Asking for feedback can be an intimidating process, particularly as a young florist. Sometimes you know something seems off in an arrangement, but you’re not sure if it’s the shape, the spacing, the colors, or perhaps simply too much work has been put into it. Then comes the response, usually something like, “Oh, it’s beautiful.” Or, “It’s so nice.” While it feels nice to hear that, what do you actually do with it to help you make the next one better? Good, helpful feedback isn’t based on like or dislike. It’s based on a visual choice. It’s not asking if something is a good arrangement, but asking what the eye is drawn to, what it sees as unresolved, and where the clarity breaks down.
The best way to go about this is giving yourself a point of focus before sharing an arrangement with anyone else. Ask, does it feel balanced, does the focus feel clear, do the colors feel comfortable together? This shifts the focus of the conversation and response from general to specific. This is important because often when people are first asking for feedback, they ask too broadly and receive too little useful feedback. It’s faster to improve in floristry when each piece of feedback connects to a visual choice; if someone says “it feels like the top is too heavy compared to the bottom,” that is far more helpful than “it feels off, it doesn’t look right” because it allows you to understand where to look and understand that the balance between two elements is an issue.
Sometimes we can ask for too much feedback from too many people at once and end up with more confusion than clarity. It’s a simple solution: study the piece yourself first before seeking the outside eyes. Step back from the arrangement, slowly turn it while looking at it, and say out loud, what do I see that looks great, what seems like the weakest part? Maybe the line feels really clean from the front but looks off from the side. Maybe the color story is really pretty, but the focal flower feels like it’s fighting for attention a bit too much. When you can articulate your own understanding of the design, you can then sort through outside feedback more easily by seeing which comments add to that observation, and which don’t.
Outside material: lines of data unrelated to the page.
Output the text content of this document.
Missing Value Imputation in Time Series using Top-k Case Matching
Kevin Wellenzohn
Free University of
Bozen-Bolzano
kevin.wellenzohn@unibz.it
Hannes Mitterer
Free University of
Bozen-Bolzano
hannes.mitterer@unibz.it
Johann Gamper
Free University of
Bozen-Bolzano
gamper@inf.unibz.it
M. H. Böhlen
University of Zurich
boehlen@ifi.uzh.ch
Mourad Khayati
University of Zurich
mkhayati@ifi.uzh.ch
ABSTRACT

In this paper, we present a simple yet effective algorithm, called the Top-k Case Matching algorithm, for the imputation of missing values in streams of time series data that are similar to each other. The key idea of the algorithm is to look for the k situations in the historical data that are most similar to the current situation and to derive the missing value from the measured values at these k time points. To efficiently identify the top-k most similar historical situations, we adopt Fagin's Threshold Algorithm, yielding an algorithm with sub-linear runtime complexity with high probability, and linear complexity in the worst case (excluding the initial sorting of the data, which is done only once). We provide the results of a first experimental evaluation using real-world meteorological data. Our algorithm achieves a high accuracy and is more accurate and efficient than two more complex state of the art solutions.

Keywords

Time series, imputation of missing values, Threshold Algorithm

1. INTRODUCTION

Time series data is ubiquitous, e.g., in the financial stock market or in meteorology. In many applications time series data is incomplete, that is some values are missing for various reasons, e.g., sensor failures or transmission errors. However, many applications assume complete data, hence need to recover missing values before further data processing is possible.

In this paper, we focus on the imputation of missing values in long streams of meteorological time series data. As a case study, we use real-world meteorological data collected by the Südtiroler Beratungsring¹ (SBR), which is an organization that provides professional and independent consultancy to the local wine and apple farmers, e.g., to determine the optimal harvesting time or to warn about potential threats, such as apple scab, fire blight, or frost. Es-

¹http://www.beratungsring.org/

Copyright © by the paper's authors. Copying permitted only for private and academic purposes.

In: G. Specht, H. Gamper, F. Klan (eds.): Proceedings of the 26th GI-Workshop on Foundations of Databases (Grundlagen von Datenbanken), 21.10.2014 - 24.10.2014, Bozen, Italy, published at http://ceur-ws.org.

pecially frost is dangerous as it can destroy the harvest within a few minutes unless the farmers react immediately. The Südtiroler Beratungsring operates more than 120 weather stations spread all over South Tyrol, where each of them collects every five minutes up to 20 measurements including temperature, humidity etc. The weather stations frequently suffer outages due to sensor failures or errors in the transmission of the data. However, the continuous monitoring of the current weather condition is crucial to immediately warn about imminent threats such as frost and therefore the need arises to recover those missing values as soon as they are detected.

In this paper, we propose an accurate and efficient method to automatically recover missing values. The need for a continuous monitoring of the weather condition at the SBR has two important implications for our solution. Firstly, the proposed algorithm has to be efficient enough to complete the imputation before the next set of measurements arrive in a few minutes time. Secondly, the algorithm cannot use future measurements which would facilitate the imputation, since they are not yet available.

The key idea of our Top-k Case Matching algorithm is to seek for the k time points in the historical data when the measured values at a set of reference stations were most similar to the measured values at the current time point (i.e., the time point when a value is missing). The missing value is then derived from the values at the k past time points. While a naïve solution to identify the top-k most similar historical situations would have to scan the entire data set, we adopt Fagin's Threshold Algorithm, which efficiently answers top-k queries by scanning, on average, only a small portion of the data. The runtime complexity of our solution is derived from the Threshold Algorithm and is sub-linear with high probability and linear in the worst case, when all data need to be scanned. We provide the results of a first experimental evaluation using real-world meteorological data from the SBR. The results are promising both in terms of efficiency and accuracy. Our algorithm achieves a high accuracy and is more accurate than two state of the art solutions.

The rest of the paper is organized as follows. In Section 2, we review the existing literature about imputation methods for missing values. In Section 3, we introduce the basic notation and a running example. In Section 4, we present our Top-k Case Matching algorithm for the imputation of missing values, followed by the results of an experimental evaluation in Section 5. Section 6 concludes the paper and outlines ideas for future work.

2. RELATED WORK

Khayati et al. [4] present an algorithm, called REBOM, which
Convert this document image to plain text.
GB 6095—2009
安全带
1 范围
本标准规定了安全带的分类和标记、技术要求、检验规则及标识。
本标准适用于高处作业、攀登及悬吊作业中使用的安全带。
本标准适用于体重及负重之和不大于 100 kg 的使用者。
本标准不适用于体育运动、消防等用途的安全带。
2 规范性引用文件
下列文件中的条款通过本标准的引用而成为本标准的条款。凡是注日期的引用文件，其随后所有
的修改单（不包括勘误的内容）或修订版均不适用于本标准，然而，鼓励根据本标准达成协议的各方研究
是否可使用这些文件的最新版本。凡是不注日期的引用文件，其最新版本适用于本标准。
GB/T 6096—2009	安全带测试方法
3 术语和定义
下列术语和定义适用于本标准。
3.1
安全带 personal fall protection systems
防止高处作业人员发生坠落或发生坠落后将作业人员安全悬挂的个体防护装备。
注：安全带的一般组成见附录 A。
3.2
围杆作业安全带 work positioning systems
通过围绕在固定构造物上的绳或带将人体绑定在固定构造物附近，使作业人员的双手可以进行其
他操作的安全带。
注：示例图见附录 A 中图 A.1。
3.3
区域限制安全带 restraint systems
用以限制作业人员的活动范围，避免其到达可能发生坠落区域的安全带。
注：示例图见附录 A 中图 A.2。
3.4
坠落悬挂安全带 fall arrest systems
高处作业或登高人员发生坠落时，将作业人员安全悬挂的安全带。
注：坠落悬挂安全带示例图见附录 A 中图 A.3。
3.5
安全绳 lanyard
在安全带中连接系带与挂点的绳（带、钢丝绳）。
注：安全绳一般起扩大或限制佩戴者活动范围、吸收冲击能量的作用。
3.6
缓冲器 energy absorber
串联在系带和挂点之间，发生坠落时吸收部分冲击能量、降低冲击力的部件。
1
This can be done with a 15-minute practice session and a very focused intention. First, create a small, single-species arrangement with a specific idea, such as an airy silhouette or a low, heavy form. The next 5 minutes, take some photos from a few different angles, and write down one sentence about your idea for the piece. The last 5 minutes, share the arrangement and ask for feedback on just one specific aspect of that intended design. If that piece of feedback seems like it misses the mark on what you intended, ask for a visual description rather than a good or bad. Instead of “Do you like it?”, ask “Does the eye seem to flow through this easily, or does it get stuck in one part of the piece?” It turns feedback into something more visual, more actionable, and it creates a habit of seeing the direct connection between floral decisions and visual outcomes.
We can sometimes get really thrown off when we ask for feedback and we aren’t happy with what we receive. It’s easy to hear one comment that you don’t like and assume your arrangement has failed, but that can also end up shutting off good feedback. Try to view every piece of feedback not as a critique on the whole thing, but as a piece of information about a design choice that could be improved. If they think the piece feels rigid, perhaps the angles of the stems are not diverse enough. If they think it feels loose, maybe the focal isn’t strong enough to pull it together. These are all fixable, all learnable, and floristry can feel much less daunting when we view feedback not as rejection, but as editing. The piece isn’t dismissed; it is being seen in a more critical and detailed light.
Good feedback helps us see the piece more clearly than we did before. We don’t always need someone telling us to just keep going. The best practice you can have here is to see which feedback leads to action, and which keeps you standing still. The most valuable critique is the kind that leads you to move your hand in a different way, trim a stem you didn’t think about trimming before, or just leave a little more space in the piece. When it gets to this point, feedback isn’t something you just want others to give you, it becomes part of the work itself.